Antes de ser inaugurado, Museu Nísia Floresta vem promovendo oficinas culturais e já recebe visitantes de outros países
Apesar do pioneirismo e do indiscutível reconhecimento, a educadora e escritora potiguar ainda é pouco conhecida na própria cidade rebatizada com seu nome – infortúnio que pode ser revertido a partir da criação de um museu em sua homenagem, o primeiro do gênero no Rio Grande do Norte. Previsto para ser inaugurado até dezembro deste ano, o projeto foi aprovado em 2009 no edital “Mais Museu” (Iphan/MinC) em segundo lugar num universo de 290 inscritos.

“A decisão para se criar o museu surgiu em 2009, a partir de uma demanda identificada durante a realização de um fórum cultural em Nísia Floresta”, lembra Raimundo Melo, um dos coordenadores do Centro de Documentação e Comunicação Popular, instituição proponente do projeto orçado em R$ 125 mil. A criação do museu conta com parceria da Arquidiocese de Natal, da Paróquia Nossa Senhora do Ó e a prefeitura daquele município distante cerca de 30km da capital.

Melo contou que o cronograma de implantação teve que ser prorrogado por oito meses, por mudanças no endereço original da proposta. “Assim que recebemos a notícia da aprovação, surgiu um fator novo: a Paróquia verificou que não poderia ceder o centro pastoral por 20 anos – período previsto no edital –, então começamos a buscar uma alternativa junto com a prefeitura de Nísia Floresta e Arquidiocese. A solução encontrada foi desalojar a secretaria Municipal de Educação de um antigo casarão (Casa Marista) na praça principal da cidade”, disse Raimundo.
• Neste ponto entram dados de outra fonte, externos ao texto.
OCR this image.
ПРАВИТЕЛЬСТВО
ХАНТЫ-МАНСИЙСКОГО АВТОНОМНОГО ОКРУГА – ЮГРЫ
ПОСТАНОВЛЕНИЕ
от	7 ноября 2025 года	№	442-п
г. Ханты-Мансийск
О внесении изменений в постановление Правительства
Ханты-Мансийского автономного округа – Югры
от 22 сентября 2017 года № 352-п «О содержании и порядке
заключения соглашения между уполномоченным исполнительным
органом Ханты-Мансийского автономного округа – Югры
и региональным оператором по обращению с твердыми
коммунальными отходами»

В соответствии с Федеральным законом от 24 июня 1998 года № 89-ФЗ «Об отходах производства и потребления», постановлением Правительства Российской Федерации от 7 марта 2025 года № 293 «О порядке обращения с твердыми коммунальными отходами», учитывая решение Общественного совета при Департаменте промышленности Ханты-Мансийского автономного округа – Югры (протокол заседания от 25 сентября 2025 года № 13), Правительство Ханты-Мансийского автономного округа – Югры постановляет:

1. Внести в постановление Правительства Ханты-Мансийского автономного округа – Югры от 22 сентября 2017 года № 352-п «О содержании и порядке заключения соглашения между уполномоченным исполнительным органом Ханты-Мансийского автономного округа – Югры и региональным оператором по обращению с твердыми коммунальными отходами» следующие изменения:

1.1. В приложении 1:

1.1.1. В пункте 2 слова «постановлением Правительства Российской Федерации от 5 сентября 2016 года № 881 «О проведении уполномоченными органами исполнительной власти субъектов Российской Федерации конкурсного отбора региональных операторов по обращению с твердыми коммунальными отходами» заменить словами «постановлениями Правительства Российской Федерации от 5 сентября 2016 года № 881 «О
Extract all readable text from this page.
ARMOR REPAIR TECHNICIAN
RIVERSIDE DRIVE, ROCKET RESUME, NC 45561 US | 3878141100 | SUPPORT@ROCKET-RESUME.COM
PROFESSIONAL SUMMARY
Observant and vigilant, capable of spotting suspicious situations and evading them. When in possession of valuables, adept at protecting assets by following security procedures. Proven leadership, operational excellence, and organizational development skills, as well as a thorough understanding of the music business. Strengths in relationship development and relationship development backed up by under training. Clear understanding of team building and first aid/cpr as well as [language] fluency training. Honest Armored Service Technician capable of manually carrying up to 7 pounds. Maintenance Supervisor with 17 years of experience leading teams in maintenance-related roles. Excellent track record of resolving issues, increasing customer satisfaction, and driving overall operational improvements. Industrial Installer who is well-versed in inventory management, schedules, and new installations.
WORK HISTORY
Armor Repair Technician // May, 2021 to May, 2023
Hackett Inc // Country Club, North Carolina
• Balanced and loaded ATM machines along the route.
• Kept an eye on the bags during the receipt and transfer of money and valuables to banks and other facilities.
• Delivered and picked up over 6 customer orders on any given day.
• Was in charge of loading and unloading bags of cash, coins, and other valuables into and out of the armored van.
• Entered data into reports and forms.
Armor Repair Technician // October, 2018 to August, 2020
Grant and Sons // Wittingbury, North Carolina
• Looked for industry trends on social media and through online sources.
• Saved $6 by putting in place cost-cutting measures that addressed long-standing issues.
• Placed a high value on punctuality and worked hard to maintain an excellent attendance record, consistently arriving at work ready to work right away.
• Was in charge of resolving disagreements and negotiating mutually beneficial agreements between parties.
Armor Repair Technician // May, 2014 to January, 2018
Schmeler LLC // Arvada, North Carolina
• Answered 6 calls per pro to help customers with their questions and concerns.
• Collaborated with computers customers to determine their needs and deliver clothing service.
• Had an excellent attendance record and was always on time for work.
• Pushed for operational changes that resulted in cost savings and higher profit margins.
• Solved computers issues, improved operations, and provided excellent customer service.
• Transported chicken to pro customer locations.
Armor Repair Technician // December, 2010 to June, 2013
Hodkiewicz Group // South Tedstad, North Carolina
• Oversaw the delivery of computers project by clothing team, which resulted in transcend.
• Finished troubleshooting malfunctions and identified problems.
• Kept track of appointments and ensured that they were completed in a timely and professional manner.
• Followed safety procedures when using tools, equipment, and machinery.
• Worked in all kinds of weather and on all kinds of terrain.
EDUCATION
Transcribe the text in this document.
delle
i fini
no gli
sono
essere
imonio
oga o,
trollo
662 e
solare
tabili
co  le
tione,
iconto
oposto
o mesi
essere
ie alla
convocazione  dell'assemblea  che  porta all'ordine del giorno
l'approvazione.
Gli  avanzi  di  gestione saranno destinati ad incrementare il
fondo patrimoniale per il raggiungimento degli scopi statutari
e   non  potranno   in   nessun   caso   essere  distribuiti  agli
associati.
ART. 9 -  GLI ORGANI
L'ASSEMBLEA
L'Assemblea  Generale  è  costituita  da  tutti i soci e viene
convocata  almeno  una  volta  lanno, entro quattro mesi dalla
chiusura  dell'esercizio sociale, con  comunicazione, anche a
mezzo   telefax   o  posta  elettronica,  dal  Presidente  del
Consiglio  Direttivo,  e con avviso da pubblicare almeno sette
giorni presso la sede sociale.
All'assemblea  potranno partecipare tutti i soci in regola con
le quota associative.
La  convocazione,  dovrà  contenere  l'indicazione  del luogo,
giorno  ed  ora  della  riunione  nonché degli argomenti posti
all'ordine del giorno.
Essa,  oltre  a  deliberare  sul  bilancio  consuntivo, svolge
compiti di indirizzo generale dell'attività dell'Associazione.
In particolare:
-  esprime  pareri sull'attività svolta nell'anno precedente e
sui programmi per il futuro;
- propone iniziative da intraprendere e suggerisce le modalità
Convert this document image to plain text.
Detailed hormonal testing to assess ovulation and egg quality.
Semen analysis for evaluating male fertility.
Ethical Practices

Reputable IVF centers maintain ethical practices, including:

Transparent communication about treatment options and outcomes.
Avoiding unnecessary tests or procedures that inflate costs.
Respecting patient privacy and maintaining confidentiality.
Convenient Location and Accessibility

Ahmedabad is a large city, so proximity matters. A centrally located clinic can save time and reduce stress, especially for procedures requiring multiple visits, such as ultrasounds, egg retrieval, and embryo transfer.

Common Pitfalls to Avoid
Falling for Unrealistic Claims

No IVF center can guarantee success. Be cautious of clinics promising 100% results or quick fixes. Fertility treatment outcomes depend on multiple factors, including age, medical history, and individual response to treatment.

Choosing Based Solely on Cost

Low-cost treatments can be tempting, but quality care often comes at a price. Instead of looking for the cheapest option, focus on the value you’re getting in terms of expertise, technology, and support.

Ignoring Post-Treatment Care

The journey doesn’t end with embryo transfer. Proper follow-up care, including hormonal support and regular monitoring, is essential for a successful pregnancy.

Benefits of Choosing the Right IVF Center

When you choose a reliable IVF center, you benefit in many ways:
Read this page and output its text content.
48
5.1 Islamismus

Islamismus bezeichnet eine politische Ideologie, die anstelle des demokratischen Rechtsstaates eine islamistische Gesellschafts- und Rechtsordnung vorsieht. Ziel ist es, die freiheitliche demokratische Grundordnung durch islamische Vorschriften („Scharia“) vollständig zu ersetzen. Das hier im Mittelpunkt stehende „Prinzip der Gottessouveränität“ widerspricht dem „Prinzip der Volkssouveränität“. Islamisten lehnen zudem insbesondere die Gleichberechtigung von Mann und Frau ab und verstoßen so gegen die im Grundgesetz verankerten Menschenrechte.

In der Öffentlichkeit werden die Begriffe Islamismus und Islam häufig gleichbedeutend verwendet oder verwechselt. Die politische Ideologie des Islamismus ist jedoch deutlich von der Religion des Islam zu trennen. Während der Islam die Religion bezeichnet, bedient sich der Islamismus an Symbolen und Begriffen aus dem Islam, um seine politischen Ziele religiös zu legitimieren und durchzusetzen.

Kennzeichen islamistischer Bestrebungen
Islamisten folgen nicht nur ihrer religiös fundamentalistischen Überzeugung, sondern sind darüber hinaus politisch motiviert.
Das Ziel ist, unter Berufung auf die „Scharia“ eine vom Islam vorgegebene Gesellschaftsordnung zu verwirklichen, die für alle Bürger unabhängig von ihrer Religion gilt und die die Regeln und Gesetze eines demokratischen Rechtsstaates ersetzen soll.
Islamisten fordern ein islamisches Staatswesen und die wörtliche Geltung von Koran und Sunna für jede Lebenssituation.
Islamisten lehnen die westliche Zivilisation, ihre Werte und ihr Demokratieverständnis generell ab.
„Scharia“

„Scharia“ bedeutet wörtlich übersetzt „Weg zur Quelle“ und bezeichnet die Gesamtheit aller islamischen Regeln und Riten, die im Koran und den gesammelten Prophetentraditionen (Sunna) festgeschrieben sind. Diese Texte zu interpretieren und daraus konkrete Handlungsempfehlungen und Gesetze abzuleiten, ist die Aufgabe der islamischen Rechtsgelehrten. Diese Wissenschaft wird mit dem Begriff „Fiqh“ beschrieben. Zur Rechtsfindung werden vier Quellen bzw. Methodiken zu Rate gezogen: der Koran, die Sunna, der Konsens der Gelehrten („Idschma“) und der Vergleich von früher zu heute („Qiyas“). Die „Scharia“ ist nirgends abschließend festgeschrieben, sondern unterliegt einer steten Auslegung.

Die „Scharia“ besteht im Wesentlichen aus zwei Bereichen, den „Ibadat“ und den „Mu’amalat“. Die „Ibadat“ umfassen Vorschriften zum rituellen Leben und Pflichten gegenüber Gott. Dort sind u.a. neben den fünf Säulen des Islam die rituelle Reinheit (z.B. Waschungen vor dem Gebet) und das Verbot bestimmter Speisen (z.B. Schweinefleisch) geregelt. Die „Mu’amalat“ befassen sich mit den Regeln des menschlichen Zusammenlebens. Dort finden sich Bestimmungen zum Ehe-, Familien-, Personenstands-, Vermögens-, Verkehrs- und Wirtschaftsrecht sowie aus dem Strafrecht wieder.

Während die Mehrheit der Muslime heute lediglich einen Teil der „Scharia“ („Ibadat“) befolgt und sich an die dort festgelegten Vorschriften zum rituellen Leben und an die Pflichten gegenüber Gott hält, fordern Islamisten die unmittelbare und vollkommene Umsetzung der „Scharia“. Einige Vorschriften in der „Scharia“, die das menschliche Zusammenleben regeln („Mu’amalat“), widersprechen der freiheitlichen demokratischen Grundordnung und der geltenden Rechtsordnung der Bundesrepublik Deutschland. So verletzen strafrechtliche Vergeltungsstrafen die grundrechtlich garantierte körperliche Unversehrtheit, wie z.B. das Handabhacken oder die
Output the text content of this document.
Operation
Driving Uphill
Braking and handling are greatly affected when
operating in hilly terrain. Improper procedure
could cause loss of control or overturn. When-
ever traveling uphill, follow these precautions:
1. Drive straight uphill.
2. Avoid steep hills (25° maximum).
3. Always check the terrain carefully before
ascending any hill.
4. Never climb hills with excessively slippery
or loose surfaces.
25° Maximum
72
Segundo ele, a prefeitura se comprometeu a custear o aluguel e a pintar todo o imóvel pertencente à igreja.

Desocupado em novembro de 2010, as obras de reformas do sobrado iniciaram em março deste ano casa – e como não estavam previstas no projeto inicialmente apresentado, a equipe responsável terá que firmar parceria para garantir não só a instalação como também sua manutenção. “O desafio agora é sensibilizar a Fundação José Augusto e a Secretaria Estadual de Turismo para não só incluir o museu no roteiro, como ajudar na manutenção que garanta o funcionamento do espaço cultural”, verifica Raimundo Melo, ressaltando que o valor aprovado (R$ 125 mil) é apenas para instalação do equipamento.

Mobilidade e interação

No momento há um profissional contratado pelo Iphan, Hélio Oliveira, concebendo o projeto museográfico. “Paralelamente estamos buscando acervo com pessoas que ainda resistem em compartilhar parte desse capítulo importante da nossa história”, adianta a professora Rejane de Souza, nascida em Nísia Floresta e uma das coordenadoras do museu. “Nossa intenção é criar um espaço multiuso para integrar toda a comunidade, com espaço para exibição de vídeos, galeria de arte, sala de leitura e biblioteca”, complementa.
Museu (casa verde, à esquerda) ficará na praça central, ao lado da Escola Nísia Floresta e em frente à igreja matriz
Para fugir do lugar comum, a proposta para movimentar o Museu Nísia Floresta inclui elementos multimídia e formas interativas de apresentar o acervo. “Temos que pensar em maneiras de tornar o espaço atrativo não só para visitantes para a própria população da cidade. Queremos atender as escolas da região e oferecer oportunidade aos professores trabalharem assuntos que envolvem a memória, a identidade cultural e a própria auto-estima da população”, planeja Rejane. Dentro da proposta ainda há previsão de se criar uma sala para desenvolvimento de pesquisas sobre Nísia Floresta e seu legado  e aquisição de equipamentos, “que irão tornar o museu atraente não só para estudiosos como para jovens interessados em produzir conteúdo audiovisual”, aposta Raimundo Melo.

Intercâmbio cultural

Antes mesmo de começar a funcionar, o Museu Nísia Floresta já movimenta a cidade: entre dezembro de 2010, quando o endereço do espaço cultural foi enfim definido, e março de 2011, início da reforma do imóvel, uma série de atividades foram realizadas pelos coordenadores do projeto.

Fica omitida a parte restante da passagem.